Berdasarkan keseluruhan argumentasi, tergugat meminta majelis hakim untuk menerima eksepsi, menyatakan gugatan prematur, serta memutuskan gugatan tidak dapat diterima (NO).
Usai persidangan, kuasa hukum tergugat memberikan pernyataan tegas terkait landasan moral dan religius dari posisi kliennya yang juga berstatus seorang penatua gereja (Sintua).
Pondang Hasibuan mengatakan, dalam ajaran Kristen, perceraian tidak dibenarkan kecuali karena perjinahan. Ia menilai gugatan yang didorong oleh pertengkaran sepele tidak memiliki dasar teologis maupun moral.

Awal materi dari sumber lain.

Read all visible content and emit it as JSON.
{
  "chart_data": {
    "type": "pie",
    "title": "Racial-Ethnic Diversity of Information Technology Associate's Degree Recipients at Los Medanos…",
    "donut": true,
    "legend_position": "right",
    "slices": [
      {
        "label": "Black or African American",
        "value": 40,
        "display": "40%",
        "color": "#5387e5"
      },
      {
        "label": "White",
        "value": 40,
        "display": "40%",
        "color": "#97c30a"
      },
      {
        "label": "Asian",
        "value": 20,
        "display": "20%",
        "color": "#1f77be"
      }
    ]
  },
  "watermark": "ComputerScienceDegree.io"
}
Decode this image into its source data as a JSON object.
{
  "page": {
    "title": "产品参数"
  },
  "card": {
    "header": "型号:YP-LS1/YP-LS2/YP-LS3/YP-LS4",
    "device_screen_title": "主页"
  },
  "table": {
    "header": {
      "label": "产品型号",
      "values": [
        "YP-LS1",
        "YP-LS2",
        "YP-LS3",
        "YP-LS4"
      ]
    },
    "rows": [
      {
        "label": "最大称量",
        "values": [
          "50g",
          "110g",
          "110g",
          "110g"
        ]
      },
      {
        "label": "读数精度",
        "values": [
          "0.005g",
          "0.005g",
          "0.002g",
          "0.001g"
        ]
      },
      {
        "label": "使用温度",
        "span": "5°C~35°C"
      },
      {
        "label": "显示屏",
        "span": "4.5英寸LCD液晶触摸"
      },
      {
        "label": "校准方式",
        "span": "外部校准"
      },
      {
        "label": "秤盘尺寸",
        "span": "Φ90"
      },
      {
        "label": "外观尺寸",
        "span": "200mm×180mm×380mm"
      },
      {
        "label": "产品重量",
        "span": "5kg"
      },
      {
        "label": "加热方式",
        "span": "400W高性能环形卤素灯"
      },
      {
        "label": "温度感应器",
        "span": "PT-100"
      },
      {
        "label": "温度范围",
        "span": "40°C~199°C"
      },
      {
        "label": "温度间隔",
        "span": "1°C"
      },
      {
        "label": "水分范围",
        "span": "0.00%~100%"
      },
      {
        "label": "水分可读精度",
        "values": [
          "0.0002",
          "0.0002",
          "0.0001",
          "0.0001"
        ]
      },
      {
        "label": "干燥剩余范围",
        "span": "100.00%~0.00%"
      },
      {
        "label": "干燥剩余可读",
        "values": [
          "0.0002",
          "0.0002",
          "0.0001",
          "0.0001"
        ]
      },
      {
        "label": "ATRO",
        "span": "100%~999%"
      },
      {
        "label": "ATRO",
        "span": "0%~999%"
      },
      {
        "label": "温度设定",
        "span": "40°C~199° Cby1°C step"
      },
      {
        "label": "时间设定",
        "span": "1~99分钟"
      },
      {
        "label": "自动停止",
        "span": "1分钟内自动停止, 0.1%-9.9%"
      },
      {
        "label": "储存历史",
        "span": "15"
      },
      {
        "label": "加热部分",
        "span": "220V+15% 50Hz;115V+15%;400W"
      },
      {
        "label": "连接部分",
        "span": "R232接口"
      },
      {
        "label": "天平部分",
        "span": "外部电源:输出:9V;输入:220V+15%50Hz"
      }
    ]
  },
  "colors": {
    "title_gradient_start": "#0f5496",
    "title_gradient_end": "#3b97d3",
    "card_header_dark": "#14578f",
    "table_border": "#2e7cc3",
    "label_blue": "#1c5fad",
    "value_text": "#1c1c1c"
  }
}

“Dalam kekristenan, perceraian tidak dikenal kecuali karena perjinahan. Firman Tuhan secara tegas mengatakan: apa yang dipersatukan Allah, manusia tidak boleh menceraikannya. Jadi ketika gugatan diajukan hanya karena pertengkaran sepele, itu bukan dasar yang dibenarkan oleh Alkitab,” ujar Pondang.
Menurutnya, emosi sesaat tidak dapat dijadikan alasan untuk mengakhiri rumah tangga yang telah diikrarkan di hadapan Tuhan.
“Tidak ada satu ayat pun yang mendukung perceraian karena sakit hati sementara atau perbedaan pendapat. Kalau alasan yang dipakai rapuh, itu namanya bukan mencari solusi, tapi melarikan diri dari komitmen yang sudah diikrarkan di hadapan Tuhan,” ujarnya.
Pondang menegaskan bahwa pernikahan merupakan komitmen rohani yang harus dipertahankan, sehingga gugatan yang tidak berbasis pada pelanggaran berat dianggap bertentangan dengan ajaran iman dan nilai sosial.
“Menggugat cerai tanpa dasar perjinahan sama saja menantang ketetapan Tuhan. Gereja tidak mengakui perceraian seperti itu, dan menurut kami majelis hakim pun perlu mempertimbangkan aspek sosial dan moral tersebut,” tambahnya.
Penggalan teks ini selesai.